The $192 trillion question
I’m not entirely sure how I found myself debating a 192 trillion-dollar legal question over dinner.
Harj Narulla, who grew up in Tasmania (which he compared to both Scotland and Antarctica), is now an internationally recognised lawyer specialising in climate litigation. He walked us through the recent advisory opinion of the International Court of Justice (ICJ) and why it matters.
The ICJ was asked two questions:
- What are states legally obliged to do on climate mitigation and adaptation?
- What are the consequences if they fail?
The answers were stronger (and better!) than many expected. The 1.5°C target is no longer merely aspirational; it is grounded in binding international law. Fossil fuel production, new licences and subsidies may constitute breaches of international obligations.
International law recognises three forms of reparation:
- Restitution – restoring what was damaged
- Compensation – paying for losses
- Satisfaction – apologies and acknowledgement
The largest compensation ever awarded by the ICJ is 375 million USD. Which sounds huge, until you place it beside 192 trillion USD in climate damages and realise we are talking about entirely different scales.
Then came the tricky part.
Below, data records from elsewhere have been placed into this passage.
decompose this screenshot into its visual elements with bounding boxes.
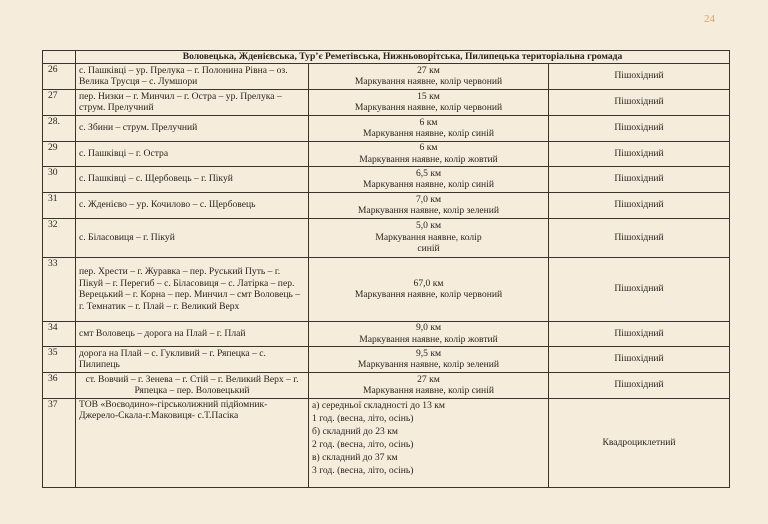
distance-line: 3 год. (весна, літо, осінь) <box>312 464 414 476</box>
row-number: 28. <box>42 114 76 142</box>
route-cell: пер. Низки – г. Минчил – г. Остра – ур. … <box>75 88 309 116</box>
route-cell: дорога на Плай – с. Гукливий – г. Ряпецк… <box>75 345 309 373</box>
table-row: 27 пер. Низки – г. Минчил – г. Остра – ур… <box>42 88 731 116</box>
distance-cell: 6,5 км Маркування наявне, колір синій <box>308 165 549 193</box>
distance-line: 2 год. (весна, літо, осінь) <box>312 438 414 450</box>
page-number: 24 <box>704 13 715 25</box>
table-row: 31 с. Жденієво – ур. Кочилово – с. Щербов… <box>42 191 731 219</box>
table-row: 29 с. Пашківці – г. Остра 6 км Маркування н… <box>42 140 731 167</box>
distance-cell: 27 км Маркування наявне, колір червоний <box>308 62 549 90</box>
distance-line: Маркування наявне, колір зелений <box>357 359 500 370</box>
distance-line: в) складний до 37 км <box>312 451 398 463</box>
distance-line: 27 км <box>417 373 440 385</box>
route-type-cell: Пішохідний <box>547 256 731 322</box>
distance-cell: 67,0 км Маркування наявне, колір червоний <box>308 256 549 322</box>
row-number: 26 <box>42 62 76 90</box>
route-type-cell: Пішохідний <box>547 217 731 258</box>
route-cell: с. Пашківці – ур. Прелука – г. Полонина … <box>75 62 309 90</box>
distance-line: 5,0 км <box>415 220 442 232</box>
route-type-cell: Пішохідний <box>547 62 731 90</box>
distance-cell: 7,0 км Маркування наявне, колір зелений <box>308 191 549 219</box>
route-cell: с. Жденієво – ур. Кочилово – с. Щербовец… <box>75 191 309 219</box>
row-number: 37 <box>42 397 76 488</box>
route-type-cell: Пішохідний <box>547 88 731 116</box>
route-cell: с. Пашківці – с. Щербовець – г. Пікуй <box>75 165 309 193</box>
distance-line: 1 год. (весна, літо, осінь) <box>312 412 414 424</box>
distance-line: синій <box>417 243 440 255</box>
distance-line: Маркування наявне, колір червоний <box>354 102 503 113</box>
distance-line: Маркування наявне, колір синій <box>363 128 494 139</box>
distance-line: 6 км <box>419 142 438 153</box>
distance-line: Маркування наявне, колір червоний <box>354 289 503 300</box>
route-type-cell: Квадроциклетний <box>547 397 731 488</box>
route-type-cell: Пішохідний <box>547 191 731 219</box>
distance-cell: а) середньої складності до 13 км 1 год. (… <box>308 397 549 488</box>
row-number: 34 <box>42 320 76 347</box>
distance-line: б) складний до 23 км <box>312 425 398 437</box>
distance-cell: 6 км Маркування наявне, колір синій <box>308 114 549 142</box>
route-type-cell: Пішохідний <box>547 320 731 347</box>
route-cell: с. Біласовиця – г. Пікуй <box>75 217 309 258</box>
table-row: 26 с. Пашківці – ур. Прелука – г. Полонин… <box>42 62 731 90</box>
distance-cell: 6 км Маркування наявне, колір жовтий <box>308 140 549 167</box>
distance-line: а) середньої складності до 13 км <box>312 399 445 411</box>
table-row: 34 смт Воловець – дорога на Плай – г. Пла… <box>42 320 731 347</box>
distance-cell: 5,0 км Маркування наявне, колір синій <box>308 217 549 258</box>
row-number: 27 <box>42 88 76 116</box>
route-cell: с. Пашківці – г. Остра <box>75 140 309 167</box>
distance-line: 6,5 км <box>415 167 442 179</box>
row-number: 31 <box>42 191 76 219</box>
route-cell: с. Збини – струм. Прелучний <box>75 114 309 142</box>
table-row: 32 с. Біласовиця – г. Пікуй 5,0 км Маркуван… <box>42 217 731 258</box>
distance-cell: 15 км Маркування наявне, колір червоний <box>308 88 549 116</box>
distance-line: Маркування наявне, колір синій <box>363 179 494 190</box>
route-type-cell: Пішохідний <box>547 140 731 167</box>
distance-line: 67,0 км <box>413 277 444 289</box>
route-cell: смт Воловець – дорога на Плай – г. Плай <box>75 320 309 347</box>
table-row: 33 пер. Хрести – г. Журавка – пер. Руськи… <box>42 256 731 322</box>
distance-line: Маркування наявне, колір зелений <box>357 205 500 216</box>
distance-cell: 9,0 км Маркування наявне, колір жовтий <box>308 320 549 347</box>
distance-line: 7,0 км <box>415 193 442 205</box>
section-header: Воловецька, Жденієвська, Тур’є Реметівсь… <box>74 50 731 64</box>
row-number: 36 <box>42 371 76 399</box>
distance-line: Маркування наявне, колір <box>375 231 482 243</box>
distance-line: Маркування наявне, колір синій <box>363 385 494 396</box>
section-header-row: Воловецька, Жденієвська, Тур’є Реметівсь… <box>42 50 731 64</box>
distance-line: 6 км <box>419 116 438 128</box>
table-row: 28. с. Збини – струм. Прелучний 6 км Маркув… <box>42 114 731 142</box>
row-number: 33 <box>42 256 76 322</box>
distance-line: 27 км <box>417 64 440 76</box>
distance-cell: 9,5 км Маркування наявне, колір зелений <box>308 345 549 373</box>
table-row: 35 дорога на Плай – с. Гукливий – г. Ряпе… <box>42 345 731 373</box>
route-type-cell: Пішохідний <box>547 345 731 373</box>
route-type-cell: Пішохідний <box>547 165 731 193</box>
distance-cell: 27 км Маркування наявне, колір синій <box>308 371 549 399</box>
distance-line: Маркування наявне, колір жовтий <box>359 333 498 345</box>
row-number: 32 <box>42 217 76 258</box>
row-number: 30 <box>42 165 76 193</box>
distance-line: 15 км <box>417 90 440 102</box>
row-number: 35 <box>42 345 76 373</box>
distance-line: Маркування наявне, колір жовтий <box>359 153 498 165</box>
row-number: 29 <box>42 140 76 167</box>
route-cell: пер. Хрести – г. Журавка – пер. Руський … <box>75 256 309 322</box>
table-row: 30 с. Пашківці – с. Щербовець – г. Пікуй 6… <box>42 165 731 193</box>
routes-table: Воловецька, Жденієвська, Тур’є Реметівсь… <box>42 50 731 488</box>
distance-line: Маркування наявне, колір червоний <box>354 76 503 87</box>
route-cell: ТОВ «Воєводино»-гірськолижний підйомник-… <box>75 397 309 488</box>
table-row: 36 ст. Вовчий – г. Зенева – г. Стій – г. … <box>42 371 731 399</box>
distance-line: 9,5 км <box>415 347 442 359</box>
distance-line: 9,0 км <box>415 322 442 333</box>
route-type-cell: Пішохідний <box>547 114 731 142</box>
route-type-cell: Пішохідний <box>547 371 731 399</box>
table-row: 37 ТОВ «Воєводино»-гірськолижний підйомни… <box>42 397 731 488</box>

Who pays?
At our table, the conversation turned to attribution. On a much smaller scale, I wrestle with this in agriculture. How much deforestation from a decade ago belongs to beef produced today? There are methodologies. They are debated and imperfect.
Now scale that up to centuries of industrialisation.
We asked:
- When does responsibility begin?
- Are we responsible for our grandparents’ emissions?
- Should liability sit with individuals, states and/or companies?
- What happens when those harmed are forced to migrate?
There are no climate police. Enforcement is slow and political. But legal norms matter. Someone at my table drew a parallel with a fatwa in Islamic jurisprudence: a formal legal opinion that does not enforce punishment but clarifies obligations and shapes behaviour. The ICJ advisory opinion works similarly. It cannot compel payment, but it can shift the legal frame.
Rather than waiting for one nation to sue another, we briefly entertained a more radical idea: everyone versus everyone(!). A global reckoning in one sweep.
Humour me while I do some very rough maths
If global damages are 192 trillion USD and the UK accounts for roughly 3% of historic emissions, that is 5.76 trillion USD. Divide that by 67 million people and it is about 86,000 USD each. Eek. Over 30 years, roughly 2,866 USD per person per year – still eek.
Redirect fossil fuel subsidies, add a modest wealth tax, introduce a serious carbon price. Still daunting, but perhaps not impossible. At that point, we stepped back and left the $5.76 trillion settlement to people who actually know what they are doing.
The question is no longer whether there is responsibility. It is how we respond to it. And that was the hopeful part. It doesn’t have to be viewed as punishment; it could be possibility - not a reckoning meant to drag anyone backward, but a deliberate step toward a better world.